In the past, Robert has created art designs for various bands including Shinedown, Three Doors Down and Puddle of Mudd, but 'Wirehangers' marks his comic book debut. And he has social networking site Twitter to thank for his introduction to IDW publisher/editor in chief Chris Ryall, who offered him the series.
"Earlier this year, I started going on Twitter to follow some of my favorite comic book artists, and it turned out that Chris from IDW was on there," Robert said. "He's a writer, but I didn't realize he was the editor in chief of the whole frickin' company. And he was writing one of the books I was reading, so I started chatting with him. He happened to be a big music fan, and sure enough, little by little, he showed interest in my idea for 'Wirehangers,' and that's how I got the deal."
While Robert happened to be in the right place at the right time, he's clearly qualified for the gig. As a teenager, he went to art school and got a scholarship to the School of Visual Arts to learn cartooning and penciling. There, he studied under Walter Simonson, who worked on such comics as 'X-Factor' and 'The Mighty Thor.'
"He was a great mentor and really taught storytelling and page layout really well," Robert said. "I was on my way to really pursuing that. But [in my] graduation year, Life of Agony got signed to Roadrunner. We put out ['River Runs Red'], and I went on that path. Opportunity knocked and I just opened the door and left on tour."
Even after he abandoned his training, Robert never gave up on art. In the '90s, he conceived many of the characters that appear in 'Wirehangers' and created the scenes for the comic in buses and dressing rooms around the world. Even after IDW Publishing offered him his own comic, he did most of the work for the books while Life of Agony were on tour.

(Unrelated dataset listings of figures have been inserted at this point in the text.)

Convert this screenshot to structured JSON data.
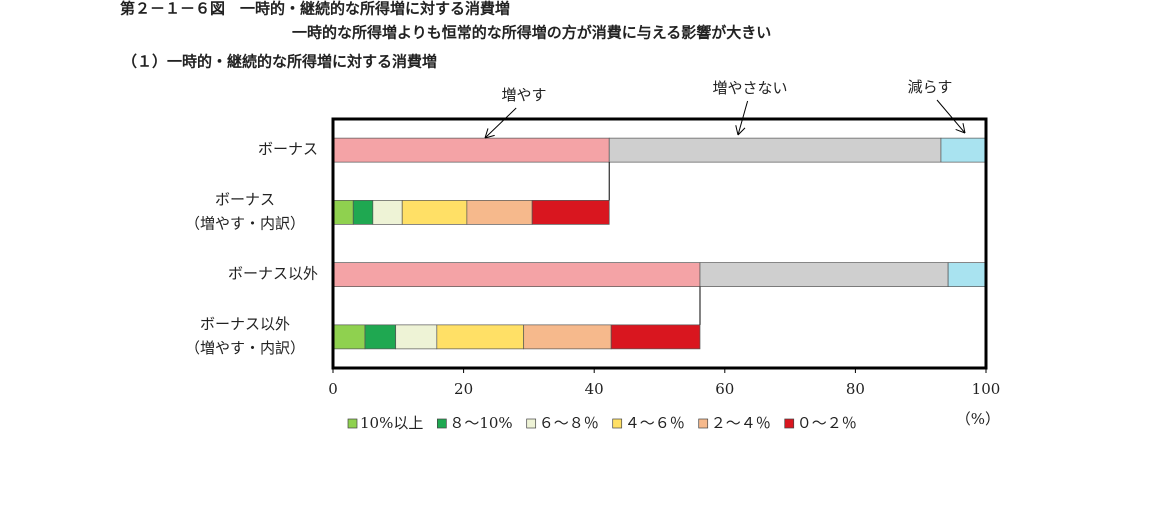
{
  "chart_data": {
    "type": "stacked-barh",
    "title": "第２－１－６図　一時的・継続的な所得増に対する消費増",
    "subtitle": "一時的な所得増よりも恒常的な所得増の方が消費に与える影響が大きい",
    "panel_title": "（１）一時的・継続的な所得増に対する消費増",
    "x_unit": "（%）",
    "categories": [
      [
        "ボーナス"
      ],
      [
        "ボーナス",
        "（増やす・内訳）"
      ],
      [
        "ボーナス以外"
      ],
      [
        "ボーナス以外",
        "（増やす・内訳）"
      ]
    ],
    "xlim": [
      0,
      100
    ],
    "xticks": [
      0,
      20,
      40,
      60,
      80,
      100
    ],
    "series": [
      {
        "name": "増やす",
        "color": "#f4a3a6",
        "annotated": true,
        "values": [
          42.3,
          null,
          56.2,
          null
        ]
      },
      {
        "name": "増やさない",
        "color": "#cfcfcf",
        "annotated": true,
        "values": [
          50.8,
          null,
          38.0,
          null
        ]
      },
      {
        "name": "減らす",
        "color": "#a9e3f0",
        "annotated": true,
        "values": [
          6.9,
          null,
          5.8,
          null
        ]
      },
      {
        "name": "10%以上",
        "color": "#8fd14f",
        "values": [
          null,
          3.1,
          null,
          4.9
        ]
      },
      {
        "name": "８～10%",
        "color": "#1fa851",
        "values": [
          null,
          3.0,
          null,
          4.7
        ]
      },
      {
        "name": "６～８％",
        "color": "#eef3d6",
        "values": [
          null,
          4.5,
          null,
          6.3
        ]
      },
      {
        "name": "４～６％",
        "color": "#ffe066",
        "values": [
          null,
          9.9,
          null,
          13.3
        ]
      },
      {
        "name": "２～４％",
        "color": "#f6b98c",
        "values": [
          null,
          10.0,
          null,
          13.4
        ]
      },
      {
        "name": "０～２％",
        "color": "#d9161f",
        "values": [
          null,
          11.8,
          null,
          13.6
        ]
      }
    ]
  }
}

"I had a lot of sleepless nights everywhere," he said. "But you'd be surprised how much time there is to kill on tour waiting around to play an hour set. You show up sometimes at 9 in the morning, and you don't go on until 11:30 at night. So, I would draw all day up until show time, and then maybe after the show I'd color some pages. I was pretty busy out there, but all that work really paid off."